Aphasiacs - Debtor's Paradise (Crash Symbols)

And thou shalt forever bang thy head until thy neck shall break. When God handed down this rule he did so, not by commandments carved into stone, but through a forever-ascending populist dancefloor banger that is unrelenting in its litigiousness. If you are caught lacking, or your mind wanders for a minute, a machine gun BPM or swirling arpeggio will grab you by the scruff and throw you back into the deep end of obedience by compulsion. For our God is a jealous and God and will have no other space of your cranium that is not filled with beats sprinting a marathon or hacienda-style throwbacks to four-on-the-floor hardness with skittering breaks over tape-decayed Glass-style surging and swirling. God also doesn't care about double negatives or run-on sentences. This testament to dance music will be erected and desecrated on every county courthouse lawn in secret bohemian gardens. Consider this canon.


Nico Niquo - Epitaph (Orange Milk)

Epitaph is a strange name for this tape. Ostensibly, Orange Milk Records has putting the nail in the coffin of genre distinctions for some time, using the internet's trawling net to scrape together entire ecosystems of micro-genres to explore, extract and piece together in a lived-in, no-rules frontier. Perhaps no tape has done this with more grace and exactness of vision of Nico Niquo's Epitaph. It is full of beat-heavy compositions that pair trill high-hat breaks of trap with the triller high-hat breaks of yesteryear's downtempo/chillout, often following each other in the same pattern. Synths sound as if they were pulled from some Windham Hill retrospective and then processed through some ancient text-to-voice software. Free jazz samples, hotel lobby piano lines, pitch-shifted vocals that go hard AF. These wash themselves with a soapy film across tracks that leave plenty of breathing room before being jarred out of this meditative state by beat-heavy movements. This never quite interrupts the tranquil vibe of this tape. These two worlds live in the same neighborhood, a click away I suppose, and indicative of our schizophrenic musical tastes when the vaults of ownership and genre distinctions are thrown open. Somewhere, in that liminal space between our proclivities and general moods, lies this tape by Nico Niquo, an ear shaped as a modem, its output only a fraction of the insane amount of data being taken in. One of my favorite pieces of music in 2015.


Strange Orbs - Strange Orbs (Live God)

Strange Orbs is one of the favorite things in my tape deck these days.
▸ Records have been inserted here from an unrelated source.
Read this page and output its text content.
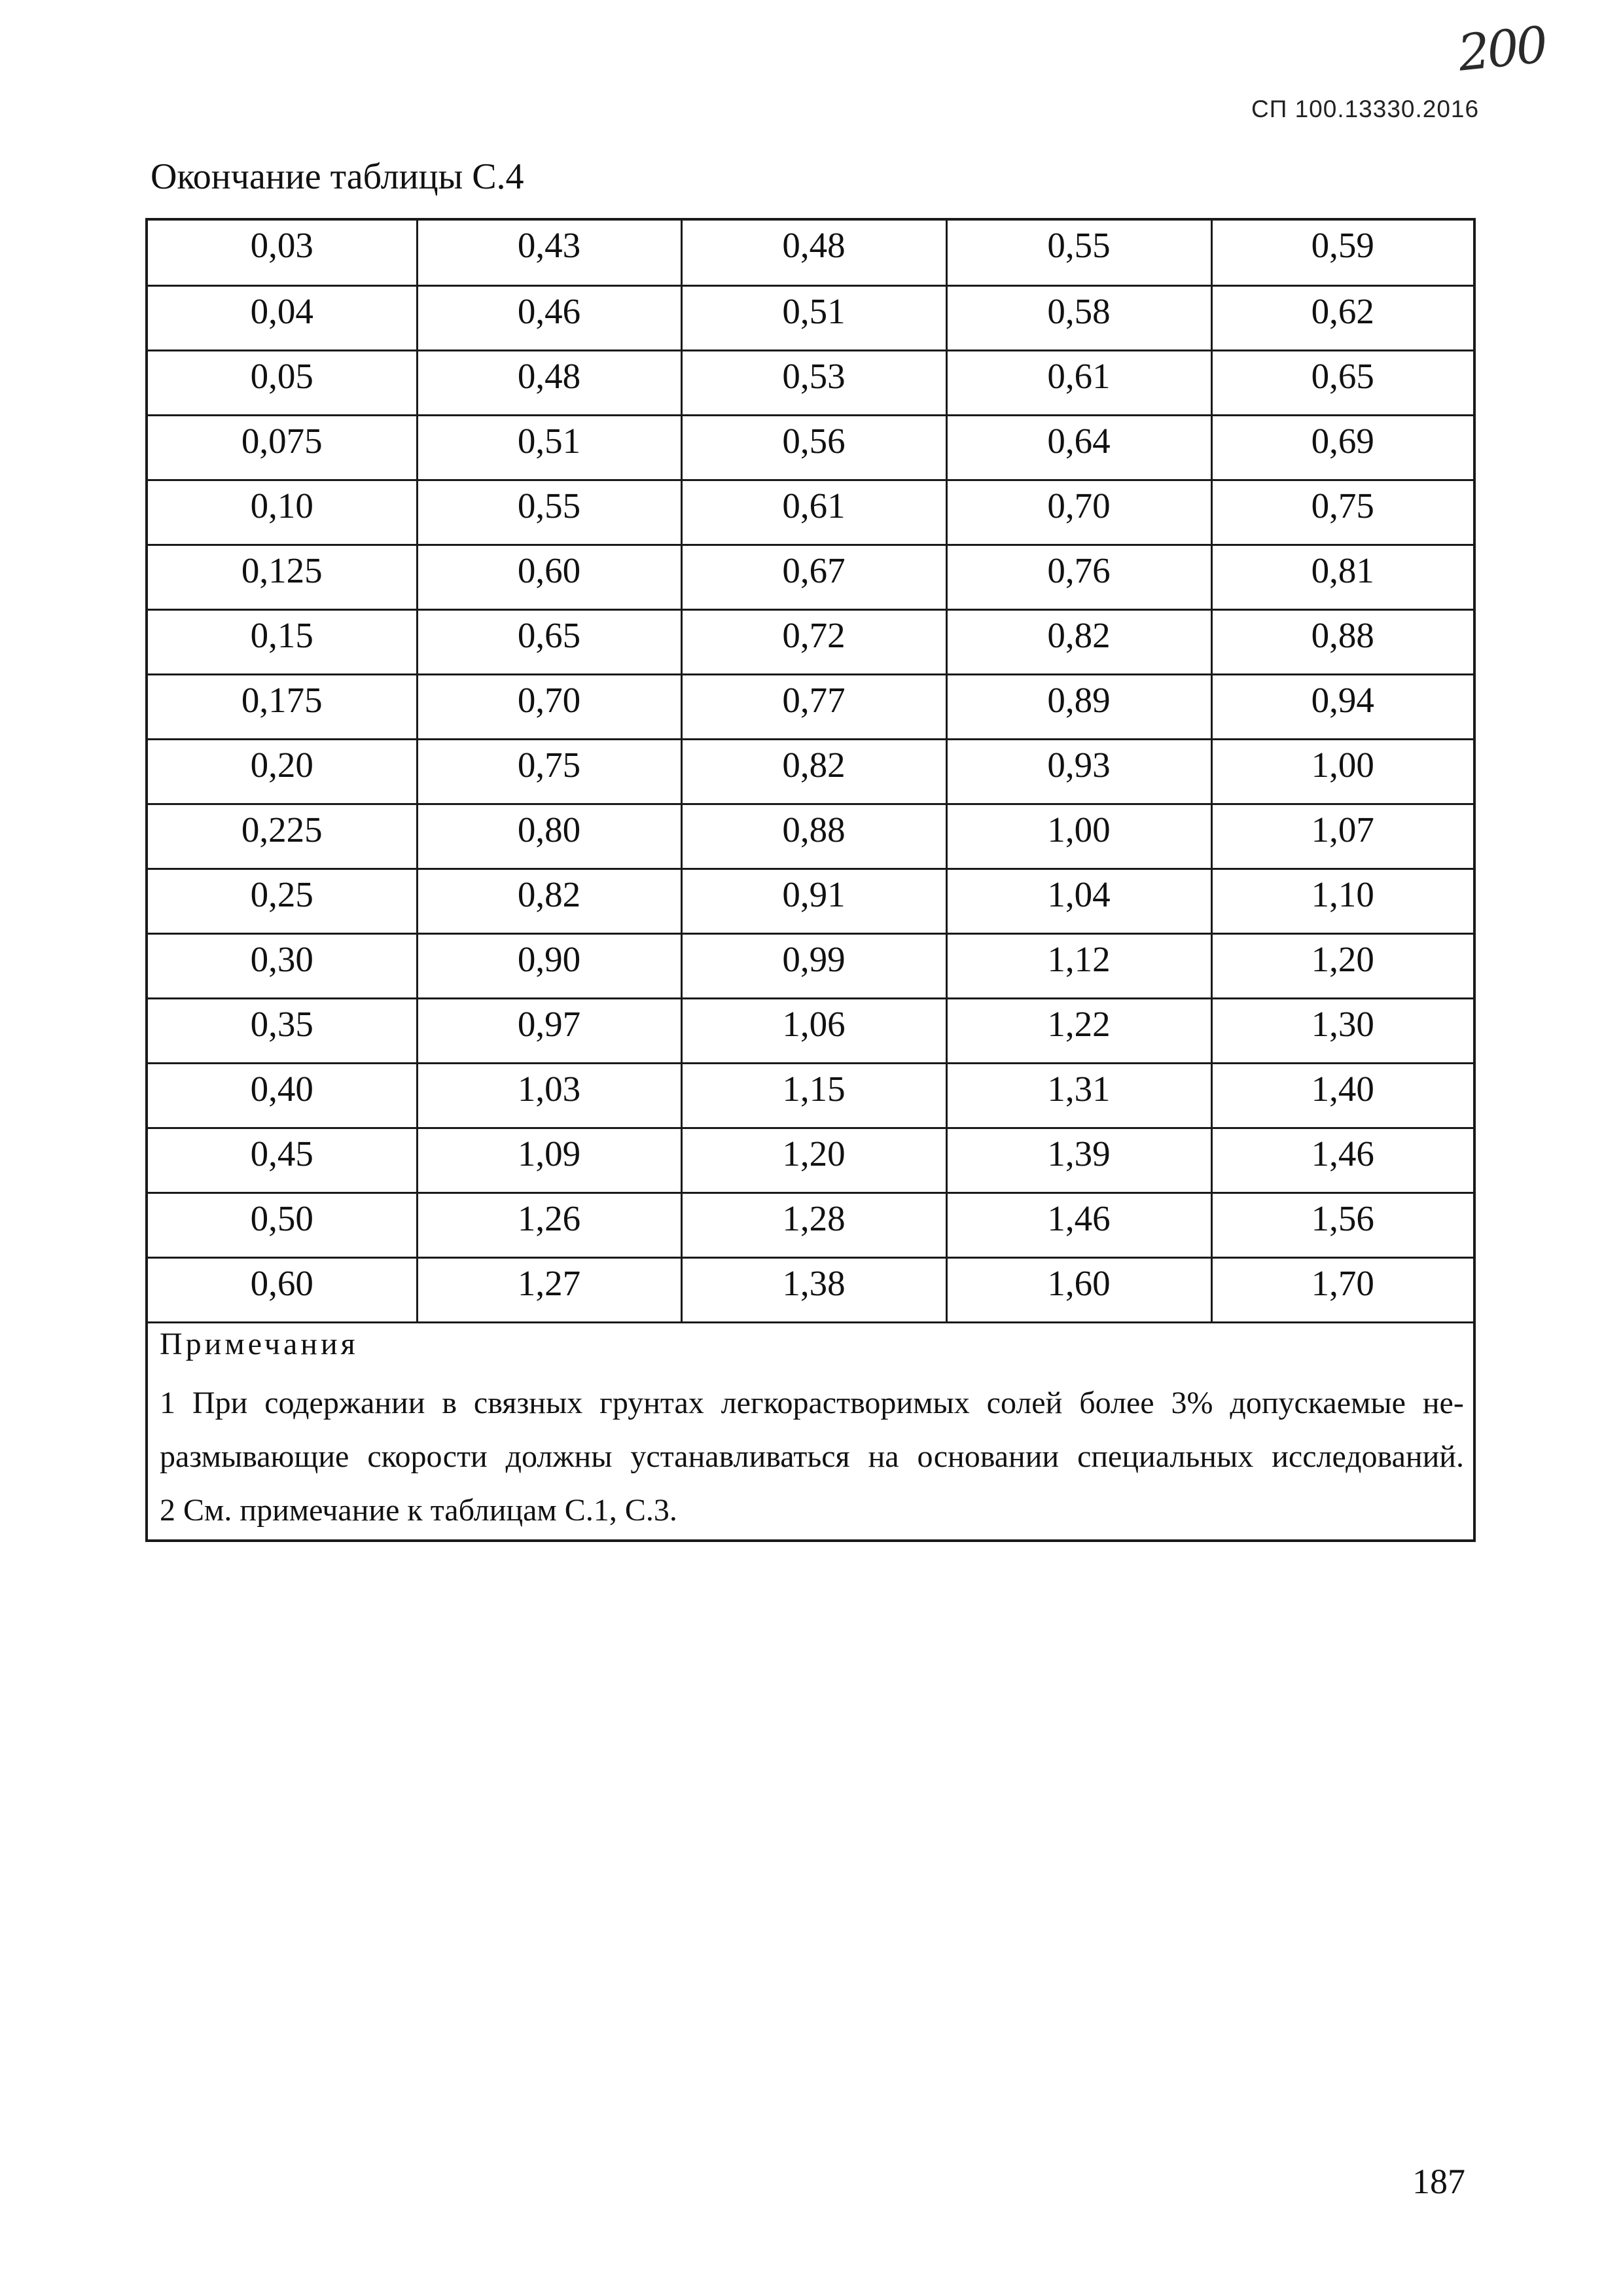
200
СП 100.13330.2016
Окончание таблицы С.4
0,03	0,43	0,48	0,55	0,59
0,04	0,46	0,51	0,58	0,62
0,05	0,48	0,53	0,61	0,65
0,075	0,51	0,56	0,64	0,69
0,10	0,55	0,61	0,70	0,75
0,125	0,60	0,67	0,76	0,81
0,15	0,65	0,72	0,82	0,88
0,175	0,70	0,77	0,89	0,94
0,20	0,75	0,82	0,93	1,00
0,225	0,80	0,88	1,00	1,07
0,25	0,82	0,91	1,04	1,10
0,30	0,90	0,99	1,12	1,20
0,35	0,97	1,06	1,22	1,30
0,40	1,03	1,15	1,31	1,40
0,45	1,09	1,20	1,39	1,46
0,50	1,26	1,28	1,46	1,56
0,60	1,27	1,38	1,60	1,70
Примечания
1 При содержании в связных грунтах легкорастворимых солей более 3% допускаемые не-
размывающие скорости должны устанавливаться на основании специальных исследований.
2 См. примечание к таблицам С.1, С.3.
187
A percussion-driven tape that teeters between psychedelic guitar and synth lines, arcing drones and scraping, harsh noise. In service to Strange Orbs' galloping beats, sometimes simply the weight of itself surging and tumbling over itself, these disparate elements become two heads of the same coin, both creating an atmosphere of unease and tension but never giving over to misanthropy or nihilism. There is tension, and probably some disgust, but this exists at the edge where tones begin to shed their sweeter tonal quality and nudge into the realm of bad trips given a soundtrack, instead of at the blackened core where world views are formed. When the needle goes into the red it does so in short, rhythmic blasts that are eventually folded into the texture of the track in the vein of Wolf Eyes' Burned Mind with considerably less firepower. They become a cathartic release that snap and contract with every involuntary head nod. Ambience rooted in improvisation is at the heart of this record, but when its parts coalesce there is little out there that sounds better than this.